Au Togo, l’annonce d’un financement de 200 millions de dollars par la Banque mondiale a provoqué un vent d’optimisme autour d’un ambitieux projet ferroviaire. L’objectif affiché ? Relier le Port de Lomé à la Plateforme industrielle d’Adétikopé pour redynamiser l’économie locale et positionner le pays comme un acteur logistique majeur en Afrique de l’Ouest. Pourtant, derrière cette vitrine prometteuse se dissimule un scénario bien moins reluisant.

Des infrastructures conçues pour séduire les bailleurs, pas pour durer

Le gouvernement togolais mise sur des infrastructures spectaculaires pour renforcer son image auprès des institutions financières internationales. En affichant une volonté de modernisation, Faure Gnassingbé cherche à crédibiliser son administration auprès des partenaires comme la Banque mondiale. Pourtant, les réalités économiques et techniques de ce projet soulèvent des questions fondamentales.

Ce tronçon ferroviaire, long d’à peine 30 kilomètres, soulève des doutes sur sa viabilité. En effet, les ruptures de charge nécessaires entre rail et route pourraient alourdir les coûts logistiques, rendant le transport moins efficace qu’un simple transit par camion. Malgré cette incohérence, le projet a obtenu le feu vert des bailleurs, mais son utilité réelle reste sujette à caution.

Un appareil administratif sous perfusion de compétences

La réussite d’un projet d’une telle envergure repose avant tout sur la qualité de sa gestion. Or, au Togo, l’administration peine à convaincre. Les postes clés sont souvent attribués sur des critères politiques ou relationnels plutôt que sur l’expertise, créant un terreau fertile pour l’inefficacité et la corruption.

Les cadres en place, parfois sous-qualifiés ou dotés de compétences inadaptées, peinent à répondre aux exigences des financeurs internationaux. Sans ingénieurs expérimentés ni gestionnaires indépendants, les 200 millions de dollars risquent de s’évaporer dans des circuits de détournement ou des dépenses superflues, compromettant la qualité des infrastructures.

Une dette qui pourrait devenir un fardeau insoutenable

Ce projet, financé à crédit, s’ajoute à la dette publique du Togo. Si les rails ne sont pas entretenus ou si les transporteurs refusent de les utiliser en raison de coûts prohibitifs, le pays se retrouvera avec une infrastructure inutile et une dette bien réelle. Les contribuables togolais devront alors assumer les conséquences d’une stratégie basée sur l’affichage plutôt que sur la durabilité.

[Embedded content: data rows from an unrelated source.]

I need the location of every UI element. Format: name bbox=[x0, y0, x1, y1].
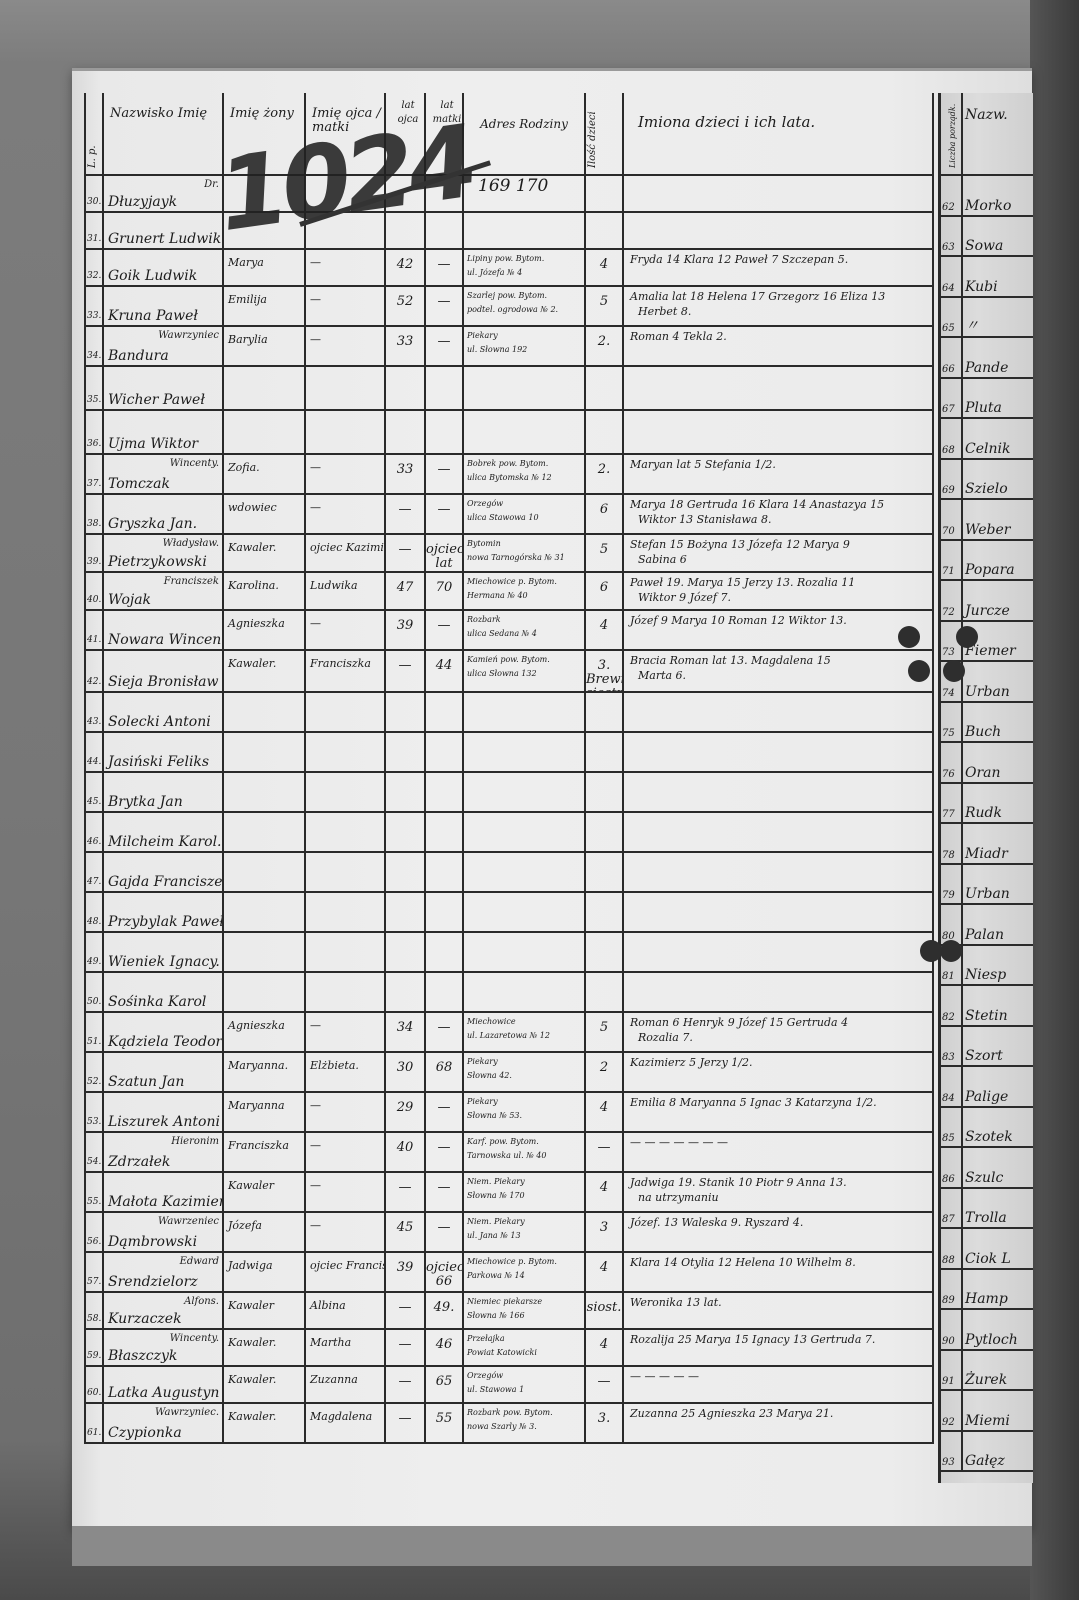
age-cell: 52 bbox=[386, 287, 426, 325]
wife-name: Franciszka bbox=[228, 1139, 302, 1153]
mother-age-cell: ojciec 66 bbox=[426, 1253, 464, 1291]
row-number: 44. bbox=[87, 755, 101, 769]
mother-age-cell: — bbox=[426, 1133, 464, 1171]
punch-hole bbox=[898, 626, 920, 648]
father-name: — bbox=[310, 617, 382, 631]
mother-age-cell: — bbox=[426, 611, 464, 649]
adjacent-surname-cell: Pytloch bbox=[963, 1310, 1033, 1349]
adjacent-row-number: 87 bbox=[942, 1214, 955, 1225]
children-count: 4 bbox=[586, 1338, 622, 1352]
wife-cell: Kawaler. bbox=[224, 1330, 306, 1365]
table-row: 31.Grunert Ludwik bbox=[84, 213, 934, 250]
address-line-2: ul. Stawowa 1 bbox=[467, 1383, 524, 1397]
row-number-cell: 39. bbox=[84, 535, 104, 571]
adjacent-surname: Weber bbox=[965, 522, 1010, 538]
table-row: 42.Sieja BronisławKawaler.Franciszka—44K… bbox=[84, 651, 934, 693]
wife-name: Barylia bbox=[228, 333, 302, 347]
children-count: 3 bbox=[586, 1221, 622, 1235]
adjacent-surname: Rudk bbox=[965, 805, 1002, 821]
adjacent-surname-cell: Miemi bbox=[963, 1391, 1033, 1430]
children-count-cell: 4 bbox=[586, 611, 624, 649]
row-number-cell: 36. bbox=[84, 411, 104, 453]
adjacent-surname-cell: Urban bbox=[963, 662, 1033, 701]
adjacent-surname: Morko bbox=[965, 198, 1011, 214]
given-name: Hieronim bbox=[171, 1135, 219, 1149]
surname: Bandura bbox=[108, 349, 169, 363]
adjacent-row-number: 84 bbox=[942, 1093, 955, 1104]
adjacent-header-number-label: Liczba porządk. bbox=[948, 104, 957, 168]
adjacent-surname: 〃 bbox=[965, 315, 979, 335]
address-cell: Bobrek pow. Bytom.ulica Bytomska № 12 bbox=[464, 455, 586, 493]
father-cell: — bbox=[306, 1133, 386, 1171]
row-number: 46. bbox=[87, 835, 101, 849]
header-wife-label: Imię żony bbox=[230, 107, 294, 121]
father-cell: Franciszka bbox=[306, 651, 386, 691]
name-cell: Gryszka Jan. bbox=[104, 495, 224, 533]
row-number-cell: 50. bbox=[84, 973, 104, 1011]
mother-age-value: — bbox=[426, 503, 462, 517]
given-name: Wincenty. bbox=[170, 457, 219, 471]
adjacent-row: 79Urban bbox=[941, 865, 1033, 906]
table-row: 43.Solecki Antoni bbox=[84, 693, 934, 733]
address-line-2: Tarnowska ul. № 40 bbox=[467, 1149, 546, 1163]
adjacent-row: 88Ciok L bbox=[941, 1229, 1033, 1270]
wife-cell: Zofia. bbox=[224, 455, 306, 493]
row-number-cell: 42. bbox=[84, 651, 104, 691]
children-cell: Bracia Roman lat 13. Magdalena 15Marta 6… bbox=[624, 651, 934, 691]
address-line-1: Miechowice p. Bytom. bbox=[467, 575, 557, 589]
address-line-2: nowa Szarly № 3. bbox=[467, 1420, 537, 1434]
row-number: 51. bbox=[87, 1035, 101, 1049]
father-cell: — bbox=[306, 611, 386, 649]
age-cell: 34 bbox=[386, 1013, 426, 1051]
father-name: — bbox=[310, 501, 382, 515]
address-line-1: Szarlej pow. Bytom. bbox=[467, 289, 547, 303]
children-cell: Paweł 19. Marya 15 Jerzy 13. Rozalia 11W… bbox=[624, 573, 934, 609]
given-name: Wincenty. bbox=[170, 1332, 219, 1346]
children-cell bbox=[624, 973, 934, 1011]
table-row: 35.Wicher Paweł bbox=[84, 367, 934, 411]
surname: Błaszczyk bbox=[108, 1349, 177, 1363]
adjacent-surname-cell: Pande bbox=[963, 338, 1033, 377]
address-line-1: Orzegów bbox=[467, 497, 503, 511]
adjacent-row-number: 62 bbox=[942, 202, 955, 213]
age-cell: 40 bbox=[386, 1133, 426, 1171]
father-cell bbox=[306, 411, 386, 453]
wife-cell bbox=[224, 893, 306, 931]
name-cell: Władysław.Pietrzykowski bbox=[104, 535, 224, 571]
surname: Sośinka Karol bbox=[108, 995, 206, 1009]
age-cell: — bbox=[386, 1173, 426, 1211]
wife-name: Agnieszka bbox=[228, 617, 302, 631]
father-cell bbox=[306, 367, 386, 409]
address-line-2: nowa Tarnogórska № 31 bbox=[467, 551, 565, 565]
age-cell: 42 bbox=[386, 250, 426, 285]
adjacent-row-number-cell: 88 bbox=[941, 1229, 963, 1268]
row-number: 34. bbox=[87, 349, 101, 363]
adjacent-surname-cell: Palan bbox=[963, 905, 1033, 944]
adjacent-row: 93Gałęz bbox=[941, 1432, 1033, 1473]
children-count-cell: — bbox=[586, 1367, 624, 1402]
father-cell bbox=[306, 933, 386, 971]
name-cell: Gajda Franciszek bbox=[104, 853, 224, 891]
table-header: L. p. Nazwisko Imię Imię żony Imię ojca … bbox=[84, 93, 934, 176]
children-line-1: Weronika 13 lat. bbox=[630, 1296, 722, 1310]
adjacent-row-number: 76 bbox=[942, 769, 955, 780]
children-line-2: Wiktor 13 Stanisława 8. bbox=[638, 513, 771, 527]
adjacent-surname: Urban bbox=[965, 886, 1010, 902]
surname: Dąmbrowski bbox=[108, 1235, 197, 1249]
surname: Wieniek Ignacy. bbox=[108, 955, 220, 969]
given-name: Wawrzyniec. bbox=[155, 1406, 219, 1420]
address-cell: Rozbark pow. Bytom.nowa Szarly № 3. bbox=[464, 1404, 586, 1442]
table-row: 47.Gajda Franciszek bbox=[84, 853, 934, 893]
punch-hole bbox=[920, 940, 942, 962]
adjacent-surname: Popara bbox=[965, 562, 1015, 578]
adjacent-surname-cell: Niesp bbox=[963, 946, 1033, 985]
surname: Milcheim Karol. bbox=[108, 835, 222, 849]
children-count-cell: 4 bbox=[586, 1093, 624, 1131]
adjacent-surname-cell: Palige bbox=[963, 1067, 1033, 1106]
children-cell bbox=[624, 853, 934, 891]
mother-age-value: — bbox=[426, 619, 462, 633]
children-cell bbox=[624, 813, 934, 851]
adjacent-row: 77Rudk bbox=[941, 784, 1033, 825]
age-cell: 39 bbox=[386, 611, 426, 649]
adjacent-row-number-cell: 89 bbox=[941, 1270, 963, 1309]
adjacent-row: 92Miemi bbox=[941, 1391, 1033, 1432]
address-line-2: podtel. ogrodowa № 2. bbox=[467, 303, 558, 317]
adjacent-row: 85Szotek bbox=[941, 1108, 1033, 1149]
adjacent-row-number-cell: 85 bbox=[941, 1108, 963, 1147]
table-row: 58.Alfons.KurzaczekKawalerAlbina—49.Niem… bbox=[84, 1293, 934, 1330]
father-cell bbox=[306, 693, 386, 731]
children-count: 3. Brewie siostry bbox=[586, 659, 622, 691]
row-number-cell: 61. bbox=[84, 1404, 104, 1442]
adjacent-surname-cell: Sowa bbox=[963, 217, 1033, 256]
row-number: 55. bbox=[87, 1195, 101, 1209]
wife-name: Józefa bbox=[228, 1219, 302, 1233]
address-cell bbox=[464, 411, 586, 453]
adjacent-surname-cell: Szotek bbox=[963, 1108, 1033, 1147]
wife-cell: Kawaler. bbox=[224, 535, 306, 571]
mother-age-value: 46 bbox=[426, 1338, 462, 1352]
father-cell: Zuzanna bbox=[306, 1367, 386, 1402]
wife-cell bbox=[224, 733, 306, 771]
address-line-2: ulica Słowna 132 bbox=[467, 667, 537, 681]
address-line-1: Karf. pow. Bytom. bbox=[467, 1135, 539, 1149]
surname: Wojak bbox=[108, 593, 151, 607]
children-count: 5 bbox=[586, 295, 622, 309]
adjacent-surname-cell: Urban bbox=[963, 865, 1033, 904]
address-line-2: ul. Lazaretowa № 12 bbox=[467, 1029, 550, 1043]
wife-name: Jadwiga bbox=[228, 1259, 302, 1273]
table-row: 59.Wincenty.BłaszczykKawaler.Martha—46Pr… bbox=[84, 1330, 934, 1367]
address-line-2: Parkowa № 14 bbox=[467, 1269, 525, 1283]
mother-age-value: — bbox=[426, 295, 462, 309]
punch-hole bbox=[956, 626, 978, 648]
father-cell: — bbox=[306, 287, 386, 325]
table-row: 32.Goik LudwikMarya—42—Lipiny pow. Bytom… bbox=[84, 250, 934, 287]
adjacent-row: 80Palan bbox=[941, 905, 1033, 946]
mother-age-cell bbox=[426, 773, 464, 811]
children-count-cell: 4 bbox=[586, 1173, 624, 1211]
wife-name: wdowiec bbox=[228, 501, 302, 515]
children-count: 4 bbox=[586, 619, 622, 633]
children-count-cell bbox=[586, 973, 624, 1011]
register-table: L. p. Nazwisko Imię Imię żony Imię ojca … bbox=[84, 93, 934, 1444]
address-cell: Niem. PiekarySłowna № 170 bbox=[464, 1173, 586, 1211]
wife-name: Kawaler. bbox=[228, 1373, 302, 1387]
table-body: 30.Dr.Dłuzyjayk31.Grunert Ludwik32.Goik … bbox=[84, 176, 934, 1444]
adjacent-row-number: 81 bbox=[942, 971, 955, 982]
adjacent-surname-cell: Buch bbox=[963, 703, 1033, 742]
children-cell: Kazimierz 5 Jerzy 1/2. bbox=[624, 1053, 934, 1091]
adjacent-row: 70Weber bbox=[941, 500, 1033, 541]
adjacent-page: Liczba porządk. Nazw. 62Morko63Sowa64Kub… bbox=[938, 93, 1033, 1483]
adjacent-surname-cell: Weber bbox=[963, 500, 1033, 539]
children-count-cell: — bbox=[586, 1133, 624, 1171]
father-cell bbox=[306, 773, 386, 811]
adjacent-row-number: 85 bbox=[942, 1133, 955, 1144]
mother-age-cell bbox=[426, 411, 464, 453]
name-cell: Sieja Bronisław bbox=[104, 651, 224, 691]
wife-cell bbox=[224, 933, 306, 971]
children-line-2: Herbet 8. bbox=[638, 305, 691, 319]
children-line-1: Maryan lat 5 Stefania 1/2. bbox=[630, 458, 776, 472]
children-count-cell bbox=[586, 411, 624, 453]
children-count: 6 bbox=[586, 581, 622, 595]
row-number-cell: 49. bbox=[84, 933, 104, 971]
row-number-cell: 52. bbox=[84, 1053, 104, 1091]
children-count-cell: 5 bbox=[586, 1013, 624, 1051]
adjacent-row: 72Jurcze bbox=[941, 581, 1033, 622]
wife-cell: Maryanna bbox=[224, 1093, 306, 1131]
address-line-2: ulica Sedana № 4 bbox=[467, 627, 537, 641]
mother-age-cell: — bbox=[426, 287, 464, 325]
adjacent-row: 91Żurek bbox=[941, 1351, 1033, 1392]
adjacent-row-number-cell: 90 bbox=[941, 1310, 963, 1349]
row-number: 53. bbox=[87, 1115, 101, 1129]
address-line-1: Miechowice p. Bytom. bbox=[467, 1255, 557, 1269]
children-cell: — — — — — — — bbox=[624, 1133, 934, 1171]
adjacent-row: 89Hamp bbox=[941, 1270, 1033, 1311]
mother-age-cell bbox=[426, 693, 464, 731]
row-number: 30. bbox=[87, 195, 101, 209]
adjacent-row: 66Pande bbox=[941, 338, 1033, 379]
name-cell: Wincenty.Błaszczyk bbox=[104, 1330, 224, 1365]
address-cell bbox=[464, 773, 586, 811]
wife-name: Zofia. bbox=[228, 461, 302, 475]
adjacent-row-number-cell: 67 bbox=[941, 379, 963, 418]
address-cell: Karf. pow. Bytom.Tarnowska ul. № 40 bbox=[464, 1133, 586, 1171]
surname: Jasiński Feliks bbox=[108, 755, 209, 769]
children-line-2: Marta 6. bbox=[638, 669, 686, 683]
row-number-cell: 60. bbox=[84, 1367, 104, 1402]
name-cell: Wieniek Ignacy. bbox=[104, 933, 224, 971]
adjacent-row-number: 68 bbox=[942, 445, 955, 456]
wife-cell bbox=[224, 411, 306, 453]
address-line-1: Rozbark bbox=[467, 613, 501, 627]
mother-age-cell bbox=[426, 893, 464, 931]
row-number: 45. bbox=[87, 795, 101, 809]
address-line-2: Słowna № 166 bbox=[467, 1309, 525, 1323]
adjacent-row-number: 65 bbox=[942, 323, 955, 334]
children-count: 2 bbox=[586, 1061, 622, 1075]
wife-cell: Karolina. bbox=[224, 573, 306, 609]
name-cell: Milcheim Karol. bbox=[104, 813, 224, 851]
mother-age-value: 44 bbox=[426, 659, 462, 673]
table-row: 51.Kądziela Teodor.Agnieszka—34—Miechowi… bbox=[84, 1013, 934, 1053]
row-number: 41. bbox=[87, 633, 101, 647]
adjacent-surname: Żurek bbox=[965, 1372, 1007, 1388]
adjacent-surname: Miadr bbox=[965, 846, 1008, 862]
adjacent-surname: Hamp bbox=[965, 1291, 1008, 1307]
surname: Zdrzałek bbox=[108, 1155, 170, 1169]
children-count-cell: 5 bbox=[586, 287, 624, 325]
adjacent-surname: Ciok L bbox=[965, 1251, 1011, 1267]
adjacent-row-number: 79 bbox=[942, 890, 955, 901]
adjacent-row-number-cell: 78 bbox=[941, 824, 963, 863]
adjacent-surname: Buch bbox=[965, 724, 1001, 740]
wife-cell: Agnieszka bbox=[224, 611, 306, 649]
children-count-cell: 4 bbox=[586, 1330, 624, 1365]
row-number-cell: 30. bbox=[84, 176, 104, 211]
table-row: 60.Latka AugustynKawaler.Zuzanna—65Orzeg… bbox=[84, 1367, 934, 1404]
age-value: — bbox=[386, 1181, 424, 1195]
father-cell bbox=[306, 733, 386, 771]
address-cell bbox=[464, 973, 586, 1011]
wife-cell: Kawaler bbox=[224, 1293, 306, 1328]
mother-age-value: — bbox=[426, 1101, 462, 1115]
adjacent-page-header: Liczba porządk. Nazw. bbox=[941, 93, 1033, 176]
address-line-1: Lipiny pow. Bytom. bbox=[467, 252, 544, 266]
children-count-cell bbox=[586, 733, 624, 771]
address-cell: Niemiec piekarszeSłowna № 166 bbox=[464, 1293, 586, 1328]
father-cell: — bbox=[306, 1093, 386, 1131]
wife-cell: Kawaler. bbox=[224, 1367, 306, 1402]
adjacent-row-number: 91 bbox=[942, 1376, 955, 1387]
mother-age-cell: ojciec lat 51 bbox=[426, 535, 464, 571]
table-row: 57.EdwardSrendzielorzJadwigaojciec Franc… bbox=[84, 1253, 934, 1293]
name-cell: Sośinka Karol bbox=[104, 973, 224, 1011]
punch-hole bbox=[908, 660, 930, 682]
children-line-2: Rozalia 7. bbox=[638, 1031, 693, 1045]
adjacent-row: 82Stetin bbox=[941, 986, 1033, 1027]
age-cell: 33 bbox=[386, 455, 426, 493]
children-count-cell: 3. Brewie siostry bbox=[586, 651, 624, 691]
table-row: 34.WawrzyniecBanduraBarylia—33—Piekaryul… bbox=[84, 327, 934, 367]
children-count-cell bbox=[586, 367, 624, 409]
mother-age-value: — bbox=[426, 1021, 462, 1035]
adjacent-row-number: 77 bbox=[942, 809, 955, 820]
address-line-2: Słowna № 170 bbox=[467, 1189, 525, 1203]
table-row: 44.Jasiński Feliks bbox=[84, 733, 934, 773]
father-name: — bbox=[310, 293, 382, 307]
age-value: 39 bbox=[386, 1261, 424, 1275]
address-line-2: Powiat Katowicki bbox=[467, 1346, 537, 1360]
age-cell bbox=[386, 973, 426, 1011]
wife-cell: Jadwiga bbox=[224, 1253, 306, 1291]
adjacent-row-number: 72 bbox=[942, 607, 955, 618]
address-line-2: ulica Stawowa 10 bbox=[467, 511, 539, 525]
address-cell: Szarlej pow. Bytom.podtel. ogrodowa № 2. bbox=[464, 287, 586, 325]
father-name: ojciec Franciszek bbox=[310, 1259, 382, 1273]
row-number: 57. bbox=[87, 1275, 101, 1289]
adjacent-row-number: 69 bbox=[942, 485, 955, 496]
mother-age-value: — bbox=[426, 1181, 462, 1195]
age-cell bbox=[386, 893, 426, 931]
surname: Pietrzykowski bbox=[108, 555, 207, 569]
row-number: 43. bbox=[87, 715, 101, 729]
adjacent-surname: Urban bbox=[965, 684, 1010, 700]
table-row: 36.Ujma Wiktor bbox=[84, 411, 934, 455]
children-count-cell: 6 bbox=[586, 573, 624, 609]
age-cell: 33 bbox=[386, 327, 426, 365]
children-count: 4 bbox=[586, 1181, 622, 1195]
wife-name: Kawaler bbox=[228, 1299, 302, 1313]
adjacent-row-number-cell: 77 bbox=[941, 784, 963, 823]
row-number: 38. bbox=[87, 517, 101, 531]
age-value: — bbox=[386, 1338, 424, 1352]
adjacent-surname-cell: Żurek bbox=[963, 1351, 1033, 1390]
adjacent-row-number: 67 bbox=[942, 404, 955, 415]
address-line-1: Piekary bbox=[467, 1095, 498, 1109]
mother-age-cell: — bbox=[426, 1013, 464, 1051]
children-cell bbox=[624, 893, 934, 931]
table-row: 39.Władysław.PietrzykowskiKawaler.ojciec… bbox=[84, 535, 934, 573]
adjacent-row: 73Fiemer bbox=[941, 622, 1033, 663]
children-count: 3. bbox=[586, 1412, 622, 1426]
age-value: — bbox=[386, 503, 424, 517]
given-name: Wawrzyniec bbox=[158, 329, 219, 343]
row-number-cell: 38. bbox=[84, 495, 104, 533]
name-cell: Goik Ludwik bbox=[104, 250, 224, 285]
age-cell: 47 bbox=[386, 573, 426, 609]
adjacent-surname-cell: Popara bbox=[963, 541, 1033, 580]
table-row: 49.Wieniek Ignacy. bbox=[84, 933, 934, 973]
father-name: Magdalena bbox=[310, 1410, 382, 1424]
children-count-cell: 5 bbox=[586, 535, 624, 571]
adjacent-row-number: 88 bbox=[942, 1255, 955, 1266]
adjacent-row: 87Trolla bbox=[941, 1189, 1033, 1230]
adjacent-surname: Pande bbox=[965, 360, 1008, 376]
address-line-1: Rozbark pow. Bytom. bbox=[467, 1406, 553, 1420]
children-count-cell: 3 bbox=[586, 1213, 624, 1251]
mother-age-cell: — bbox=[426, 495, 464, 533]
adjacent-row: 68Celnik bbox=[941, 419, 1033, 460]
children-count-cell bbox=[586, 773, 624, 811]
adjacent-surname: Szotek bbox=[965, 1129, 1013, 1145]
name-cell: Nowara Wincenty bbox=[104, 611, 224, 649]
row-number-cell: 35. bbox=[84, 367, 104, 409]
wife-name: Kawaler. bbox=[228, 1410, 302, 1424]
address-line-1: Niemiec piekarsze bbox=[467, 1295, 542, 1309]
children-cell: Rozalija 25 Marya 15 Ignacy 13 Gertruda … bbox=[624, 1330, 934, 1365]
wife-cell: Józefa bbox=[224, 1213, 306, 1251]
address-line-1: Bytomin bbox=[467, 537, 501, 551]
address-cell bbox=[464, 893, 586, 931]
age-cell bbox=[386, 411, 426, 453]
children-line-1: Józef. 13 Waleska 9. Ryszard 4. bbox=[630, 1216, 803, 1230]
header-children-count-label: Ilość dzieci bbox=[586, 111, 600, 168]
adjacent-row: 83Szort bbox=[941, 1027, 1033, 1068]
address-cell bbox=[464, 813, 586, 851]
children-line-1: Stefan 15 Bożyna 13 Józefa 12 Marya 9 bbox=[630, 538, 850, 552]
age-cell: — bbox=[386, 1330, 426, 1365]
name-cell: Małota Kazimierz bbox=[104, 1173, 224, 1211]
children-line-1: Józef 9 Marya 10 Roman 12 Wiktor 13. bbox=[630, 614, 847, 628]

Réformer les hommes avant de construire les rails

Le gouvernement togolais a prouvé sa capacité à séduire les bailleurs de fonds, mais l’argent ne suffit pas à garantir le développement. Tant que l’administration reste prisonnière du clientélisme et de l’incompétence, les mégaprojets risquent de se transformer en gouffres financiers. Avant de lancer de nouveaux chantiers, une réforme en profondeur de la gouvernance s’impose pour éviter que le pays ne s’enlise dans une spirale d’endettement sans retour.